The rapid progress in genome sequencing and the development of methodologies for large-scale high-throughput gene expression analysis on microarrays and laser capture microdissection (LCM) has made it feasible to obtain a complete representation of the patterns of gene expression in different cells and tissues with high spatial resolution, providing large amounts of detailed information relevant to specific disease states or other physiological conditions. The overall objective of this IRPG is to carry out these tasks in the context of acute or chronic alcohol exposure, using a well-established animal model. We have created substantial functional genomics and computational capabilities that will enable us to use obtain this information at a scale and throughput that is sufficient to yield very large and coherent quantitative datasets. This proposal will focus on the characterization of gene expression patterns in different cell types in the liver of control and ethanol-treated animals. The underlying hypothesis is that ethanol treatment affects liver function so as to impair its capacity to respond appropriately to stress conditions. We propose that a broad range of cell type-specific gene expression patterns will characterize the response of the normal liver to stress and that these responses are altered in livers of ethanol-fed animals. Analysis of these changes in gene expression patterns with appropriate computational kinetic methods will generate new levels of understanding of the mechanisms underlying the defects caused by ethanol treatment.

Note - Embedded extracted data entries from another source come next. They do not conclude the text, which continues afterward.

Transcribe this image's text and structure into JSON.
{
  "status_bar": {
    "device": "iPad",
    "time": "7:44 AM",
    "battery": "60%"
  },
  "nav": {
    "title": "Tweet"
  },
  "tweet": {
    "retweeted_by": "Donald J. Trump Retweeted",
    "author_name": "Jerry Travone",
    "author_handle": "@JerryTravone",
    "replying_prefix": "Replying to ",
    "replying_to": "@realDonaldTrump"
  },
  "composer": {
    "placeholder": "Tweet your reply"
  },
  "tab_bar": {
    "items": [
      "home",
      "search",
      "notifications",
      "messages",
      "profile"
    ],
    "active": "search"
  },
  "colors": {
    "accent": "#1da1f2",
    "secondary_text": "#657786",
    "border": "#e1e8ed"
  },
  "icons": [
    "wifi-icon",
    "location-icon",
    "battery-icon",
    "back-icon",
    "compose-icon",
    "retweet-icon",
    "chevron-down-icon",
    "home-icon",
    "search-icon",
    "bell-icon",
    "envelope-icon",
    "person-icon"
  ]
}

In Aim 1, we will isolate parenchymal cells, Kupffer cells, stellate cells and endothelial cells from the livers of ethanol-treated and control rats and analyze the gene expression patterns using microarrays generated in our shared resource or obtained commercially to characterize cell type-specific differences in gene expression, generating """"""""signatures"""""""" of gene expression patterns in different liver cell types and illustrate how these profiles are affected by ethanol intake.
In Aim 2, we will analyze extracts of different liver cell types obtained by LCM from pericentral and periportal zones of the liver acinus.
In Aim 3 animals will be exposed to acute stress, by acute endotoxin treatment or by ischemia-reperfusion treatment. We expect that the defective capacity of ethanol-fed animals to respond to these stress treatments will be reflected in changes in characteristic gene expression profiles for different liver cell types in different acinar zones. The concerted efforts of the different projects in the IRPG will prepare the ground for a fundamentally deeper evaluation of the actions of ethanol than can be pursued in a single project and a large array of new mechanistic hypothesis can be expected to result from these studies.